| name | search-discipline |
| description | Use whenever deciding whether to search the WEB and how to construct the queries - answering factual questions, evaluating products/versions/APIs, encountering unfamiliar names or terms. Encodes the rate-of-change rule, the unrecognized-entity rule, effort scaling, query construction, and source-trust calibration. Do not use for pure reasoning tasks with no factual dependency, nor for lookups inside a local repo or docs tree - those are grep/read questions, not search questions. |
search-discipline: search on rate-of-change, not on confidence
The failure mode is never "searched unnecessarily" - a wasted search costs seconds. The failure mode is answering from stale training data with fluent confidence. Searching costs seconds; confabulating costs the user's trust. When in doubt, that asymmetry decides.
When to search
- Rate of change, not topic. Ask: how fast does the true answer change? Daily/monthly (prices, versions, releases, holders of positions, policies, availability) -> always search.

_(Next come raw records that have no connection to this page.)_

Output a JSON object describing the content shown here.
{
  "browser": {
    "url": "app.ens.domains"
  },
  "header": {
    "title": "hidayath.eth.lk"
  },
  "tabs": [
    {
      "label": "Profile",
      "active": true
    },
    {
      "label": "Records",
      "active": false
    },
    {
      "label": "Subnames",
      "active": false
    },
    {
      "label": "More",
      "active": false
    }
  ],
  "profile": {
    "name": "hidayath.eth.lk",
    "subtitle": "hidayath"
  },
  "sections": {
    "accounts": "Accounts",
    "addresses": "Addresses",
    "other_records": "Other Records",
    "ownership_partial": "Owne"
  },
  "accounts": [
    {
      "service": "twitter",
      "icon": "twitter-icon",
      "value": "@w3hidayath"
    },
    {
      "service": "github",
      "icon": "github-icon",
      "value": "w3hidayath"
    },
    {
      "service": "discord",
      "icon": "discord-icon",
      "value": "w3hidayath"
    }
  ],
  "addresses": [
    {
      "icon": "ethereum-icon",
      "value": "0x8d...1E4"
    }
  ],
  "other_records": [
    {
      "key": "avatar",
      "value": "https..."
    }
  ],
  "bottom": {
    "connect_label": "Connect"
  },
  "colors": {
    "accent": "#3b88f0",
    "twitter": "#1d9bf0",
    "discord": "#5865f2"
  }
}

Effectively never (math, established science, historical fact, language semantics) -> answer directly. In between -> answer from knowledge AND verify the volatile parts.

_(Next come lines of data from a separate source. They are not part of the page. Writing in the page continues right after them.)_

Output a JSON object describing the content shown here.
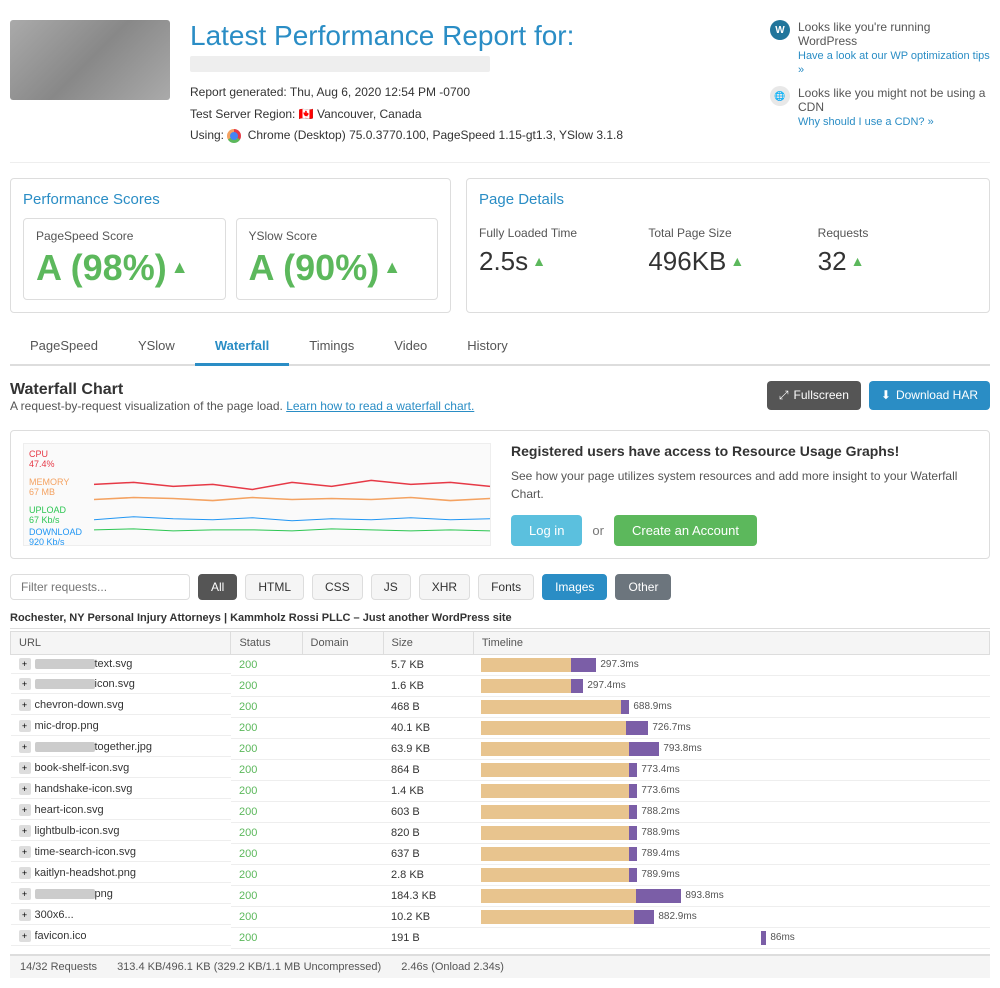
{
  "header": {
    "title": "Latest Performance Report for:",
    "subtitle_placeholder": "URL hidden",
    "report_generated_label": "Report generated:",
    "report_generated_value": "Thu, Aug 6, 2020  12:54 PM -0700",
    "test_server_label": "Test Server Region:",
    "test_server_value": "Vancouver, Canada",
    "using_label": "Using:",
    "using_value": "Chrome (Desktop) 75.0.3770.100, PageSpeed 1.15-gt1.3, YSlow 3.1.8",
    "wp_notice": "Looks like you're running WordPress",
    "wp_link": "Have a look at our WP optimization tips »",
    "cdn_notice": "Looks like you might not be using a CDN",
    "cdn_link": "Why should I use a CDN? »"
  },
  "performance_scores": {
    "title": "Performance Scores",
    "pagespeed_label": "PageSpeed Score",
    "pagespeed_value": "A (98%)",
    "yslow_label": "YSlow Score",
    "yslow_value": "A (90%)"
  },
  "page_details": {
    "title": "Page Details",
    "fully_loaded_label": "Fully Loaded Time",
    "fully_loaded_value": "2.5s",
    "total_size_label": "Total Page Size",
    "total_size_value": "496KB",
    "requests_label": "Requests",
    "requests_value": "32"
  },
  "tabs": [
    {
      "label": "PageSpeed",
      "active": false
    },
    {
      "label": "YSlow",
      "active": false
    },
    {
      "label": "Waterfall",
      "active": true
    },
    {
      "label": "Timings",
      "active": false
    },
    {
      "label": "Video",
      "active": false
    },
    {
      "label": "History",
      "active": false
    }
  ],
  "waterfall": {
    "title": "Waterfall Chart",
    "description": "A request-by-request visualization of the page load.",
    "learn_link": "Learn how to read a waterfall chart.",
    "fullscreen_btn": "Fullscreen",
    "download_btn": "Download HAR"
  },
  "resource_usage": {
    "cpu_label": "CPU",
    "cpu_value": "47.4%",
    "memory_label": "MEMORY",
    "memory_value": "67 MB",
    "upload_label": "UPLOAD",
    "upload_value": "67 Kb/s",
    "download_label": "DOWNLOAD",
    "download_value": "920 Kb/s",
    "title": "Registered users have access to Resource Usage Graphs!",
    "desc": "See how your page utilizes system resources and add more insight to your Waterfall Chart.",
    "login_btn": "Log in",
    "or_text": "or",
    "create_btn": "Create an Account"
  },
  "filter": {
    "placeholder": "Filter requests...",
    "buttons": [
      "All",
      "HTML",
      "CSS",
      "JS",
      "XHR",
      "Fonts",
      "Images",
      "Other"
    ]
  },
  "table": {
    "site_label": "Rochester, NY Personal Injury Attorneys | Kammholz Rossi PLLC – Just another WordPress site",
    "columns": [
      "URL",
      "Status",
      "Domain",
      "Size",
      "Timeline"
    ],
    "rows": [
      {
        "url": "...text.svg",
        "blurred_url": true,
        "status": "200",
        "domain": "",
        "size": "5.7 KB",
        "bar_wait": 90,
        "bar_recv": 25,
        "timeline_label": "297.3ms"
      },
      {
        "url": "...icon.svg",
        "blurred_url": true,
        "status": "200",
        "domain": "",
        "size": "1.6 KB",
        "bar_wait": 90,
        "bar_recv": 12,
        "timeline_label": "297.4ms"
      },
      {
        "url": "chevron-down.svg",
        "blurred_url": false,
        "status": "200",
        "domain": "",
        "size": "468 B",
        "bar_wait": 140,
        "bar_recv": 8,
        "timeline_label": "688.9ms"
      },
      {
        "url": "mic-drop.png",
        "blurred_url": false,
        "status": "200",
        "domain": "",
        "size": "40.1 KB",
        "bar_wait": 145,
        "bar_recv": 22,
        "timeline_label": "726.7ms"
      },
      {
        "url": "...together.jpg",
        "blurred_url": true,
        "status": "200",
        "domain": "",
        "size": "63.9 KB",
        "bar_wait": 148,
        "bar_recv": 30,
        "timeline_label": "793.8ms"
      },
      {
        "url": "book-shelf-icon.svg",
        "blurred_url": false,
        "status": "200",
        "domain": "",
        "size": "864 B",
        "bar_wait": 148,
        "bar_recv": 8,
        "timeline_label": "773.4ms"
      },
      {
        "url": "handshake-icon.svg",
        "blurred_url": false,
        "status": "200",
        "domain": "",
        "size": "1.4 KB",
        "bar_wait": 148,
        "bar_recv": 8,
        "timeline_label": "773.6ms"
      },
      {
        "url": "heart-icon.svg",
        "blurred_url": false,
        "status": "200",
        "domain": "",
        "size": "603 B",
        "bar_wait": 148,
        "bar_recv": 8,
        "timeline_label": "788.2ms"
      },
      {
        "url": "lightbulb-icon.svg",
        "blurred_url": false,
        "status": "200",
        "domain": "",
        "size": "820 B",
        "bar_wait": 148,
        "bar_recv": 8,
        "timeline_label": "788.9ms"
      },
      {
        "url": "time-search-icon.svg",
        "blurred_url": false,
        "status": "200",
        "domain": "",
        "size": "637 B",
        "bar_wait": 148,
        "bar_recv": 8,
        "timeline_label": "789.4ms"
      },
      {
        "url": "kaitlyn-headshot.png",
        "blurred_url": false,
        "status": "200",
        "domain": "",
        "size": "2.8 KB",
        "bar_wait": 148,
        "bar_recv": 8,
        "timeline_label": "789.9ms"
      },
      {
        "url": "...png",
        "blurred_url": true,
        "status": "200",
        "domain": "",
        "size": "184.3 KB",
        "bar_wait": 155,
        "bar_recv": 45,
        "timeline_label": "893.8ms"
      },
      {
        "url": "300x6...",
        "blurred_url": false,
        "status": "200",
        "domain": "",
        "size": "10.2 KB",
        "bar_wait": 153,
        "bar_recv": 20,
        "timeline_label": "882.9ms"
      },
      {
        "url": "favicon.ico",
        "blurred_url": false,
        "status": "200",
        "domain": "",
        "size": "191 B",
        "bar_wait": 0,
        "bar_recv": 5,
        "timeline_label": "86ms",
        "far_right": true
      }
    ]
  },
  "footer": {
    "requests": "14/32 Requests",
    "size": "313.4 KB/496.1 KB (329.2 KB/1.1 MB Uncompressed)",
    "time": "2.46s (Onload 2.34s)"
  }
}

- The unrecognized-entity rule. An unfamiliar capitalized word in the request is almost certainly a name that postdates your training - not a common noun you can gloss over. The test: does answering require knowing what that thing is? If yes and you cannot place it: search. Knowing a franchise, vendor, or product line is NOT knowing its newest member.
- Specific product / model / version / recent technique named? Search before answering. Partial recognition from training does not mean current knowledge.
- Present-tense phrasings of "settled" questions ("does X exist", "is Y still the case", "who currently...") - the phrasing itself signals the answer may have moved. Search.
- Personal/company context ("our pipeline", "my repo", company-specific terms) -> look in the local/internal source first, the web second. Possessives are routing signals.
How to search
- Short queries win. 1-6 words. Start broad (1-2 words), then narrow with follow-ups. Do not re-run near-identical queries - they return the same results.
- Use the actual current date when a query needs a year. "latest X 2025" when it is 2026 retrieves stale answers that look fresh.
- Snippets are not sources. Search results are teasers; fetch the page before quoting, comparing, or deciding anything nontrivial from it.
- Conflicting or thin results -> search more, not "the sources disagree". Two more queries usually resolve what one left ambiguous.
Effort scaling
Single fact: 1 fetch. Comparison or medium question: 3-5. Genuine research: 5-10 with a short plan first (which sources, what order, what settles it). If it clearly needs far more, say so and propose the deeper process instead of thrashing.
Trust calibration
Treat fetched sources as EVIDENCE, not truth. Weigh three things before a claim graduates into your answer: authority (primary source > official docs > reputable secondary > random blog > forum hearsay), date (a current-looking page can carry stale content - check when it was written, not when it was served), and independence (three results parroting the same press release are one source, not three). Surprising claims from a single non-primary source get a second, independent confirmation before you repeat them. Raise extra skepticism in SEO-farmed spaces (product recommendations, "best X" listicles) and contested/conspiracy-prone topics. Never invent an attribution: if you are not sure a source says it, do not cite it as saying it.
After answering from search, the claims are still claims - verify load-bearing ones against the live system where one exists (see [[live-state-truth]], and [[jina-reader]] for fetching pages that block or garble a plain fetch).